If Canada could have hoped for anyone on a United States Treasury Note, it would have to be Harriet Tubman.

Here was a woman who lived in Canada, who risked her life to turn people into Canadians and stands as a testament that when it came to basic human freedom, the so-called “land of liberty” couldn’t hold a candle to a cold, agrarian British colony. “I wouldn’t trust Uncle Sam with my people no longer, I brought ’em all clear off to Canada,” Tubman told her biographer in 1869.

Tubman will be taking the place of seventh president Andrew Jackson, one of four men featured on U.S. money who owned slaves — and a president who ironically hated central banking.

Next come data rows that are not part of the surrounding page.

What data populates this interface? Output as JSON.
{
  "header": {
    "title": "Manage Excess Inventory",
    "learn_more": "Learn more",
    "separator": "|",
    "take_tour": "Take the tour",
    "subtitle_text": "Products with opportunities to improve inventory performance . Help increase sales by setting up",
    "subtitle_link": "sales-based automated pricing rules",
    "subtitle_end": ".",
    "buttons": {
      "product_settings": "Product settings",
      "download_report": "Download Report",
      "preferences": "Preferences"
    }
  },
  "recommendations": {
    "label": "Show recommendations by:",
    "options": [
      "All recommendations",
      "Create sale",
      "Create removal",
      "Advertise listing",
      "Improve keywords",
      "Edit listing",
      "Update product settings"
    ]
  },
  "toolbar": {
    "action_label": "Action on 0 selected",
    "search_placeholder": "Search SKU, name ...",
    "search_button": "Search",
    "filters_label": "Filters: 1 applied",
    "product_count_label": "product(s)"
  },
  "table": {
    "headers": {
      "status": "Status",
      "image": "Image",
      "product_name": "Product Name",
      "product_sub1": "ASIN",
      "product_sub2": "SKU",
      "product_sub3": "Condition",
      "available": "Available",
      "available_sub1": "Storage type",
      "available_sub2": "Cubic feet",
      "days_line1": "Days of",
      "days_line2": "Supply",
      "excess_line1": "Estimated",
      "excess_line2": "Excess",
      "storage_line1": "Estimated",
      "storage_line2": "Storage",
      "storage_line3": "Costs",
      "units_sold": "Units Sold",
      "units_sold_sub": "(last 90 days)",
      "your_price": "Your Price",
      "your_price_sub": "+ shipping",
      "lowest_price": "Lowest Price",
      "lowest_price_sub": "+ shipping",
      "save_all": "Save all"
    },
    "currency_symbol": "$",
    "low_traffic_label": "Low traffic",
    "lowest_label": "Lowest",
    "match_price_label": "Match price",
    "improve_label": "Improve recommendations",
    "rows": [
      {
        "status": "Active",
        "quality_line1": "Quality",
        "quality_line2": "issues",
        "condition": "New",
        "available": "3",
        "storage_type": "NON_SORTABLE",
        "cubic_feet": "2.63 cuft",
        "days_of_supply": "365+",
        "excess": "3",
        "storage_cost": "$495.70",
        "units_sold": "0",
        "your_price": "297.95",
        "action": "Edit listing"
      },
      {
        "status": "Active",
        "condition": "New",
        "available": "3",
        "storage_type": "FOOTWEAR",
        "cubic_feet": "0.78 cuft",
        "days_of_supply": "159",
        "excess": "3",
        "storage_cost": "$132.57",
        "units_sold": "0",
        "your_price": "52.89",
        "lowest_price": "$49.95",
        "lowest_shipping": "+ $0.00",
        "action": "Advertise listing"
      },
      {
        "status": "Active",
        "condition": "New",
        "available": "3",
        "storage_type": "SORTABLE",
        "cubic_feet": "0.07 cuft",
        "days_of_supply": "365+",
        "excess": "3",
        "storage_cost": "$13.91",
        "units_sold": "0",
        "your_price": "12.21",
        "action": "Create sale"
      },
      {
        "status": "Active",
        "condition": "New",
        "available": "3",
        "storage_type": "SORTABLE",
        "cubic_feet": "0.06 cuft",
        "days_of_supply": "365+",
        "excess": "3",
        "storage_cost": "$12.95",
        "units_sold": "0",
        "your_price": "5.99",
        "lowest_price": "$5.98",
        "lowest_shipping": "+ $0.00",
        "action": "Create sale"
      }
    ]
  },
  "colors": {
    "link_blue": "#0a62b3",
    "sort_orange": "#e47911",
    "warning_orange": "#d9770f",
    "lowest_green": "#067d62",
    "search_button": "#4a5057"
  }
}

“We’re ecstatic that we can call her one of our own,” said Rochelle Bush, historian for Tubman’s former church in St. Catharines, Ont. Between the 1851 passage of the Fugitive Slave Act and the opening shots of the Civil War 10 years later, Tubman was a well-known attendee at the Salem Chapel British Methodist Episcopal Church.

That is, when she wasn’t slipping back over the border to smuggle more people to Canada via the Underground Railroad. In total, Tubman freed roughly 300 former slaves by bringing them to Canadian soil, and hundreds of their descendants remain in the country to this day. Within Tubman’s own family tree, in fact, Bush estimates there are roughly 100 descendants living in Ontario and British Columbia.

As Bush noted, it’s a further testament to Canada that some of these Tubman descendants look black, while others look white. “Thank god for Canada; interracial marriage was accepted,” she said. In several former slave states, meanwhile, interracial marriage would not be legalized until 50 years after Tubman’s death.

Canada’s history is not free of chattel slavery. Notably, James McGill, the founder of McGill University, owned black household slaves. But as a component part of the British Empire, Canada was subject to London’s 1834 effective abolition of the practice , which occurred a full 31 years before slavery was completely abolished in the U.S.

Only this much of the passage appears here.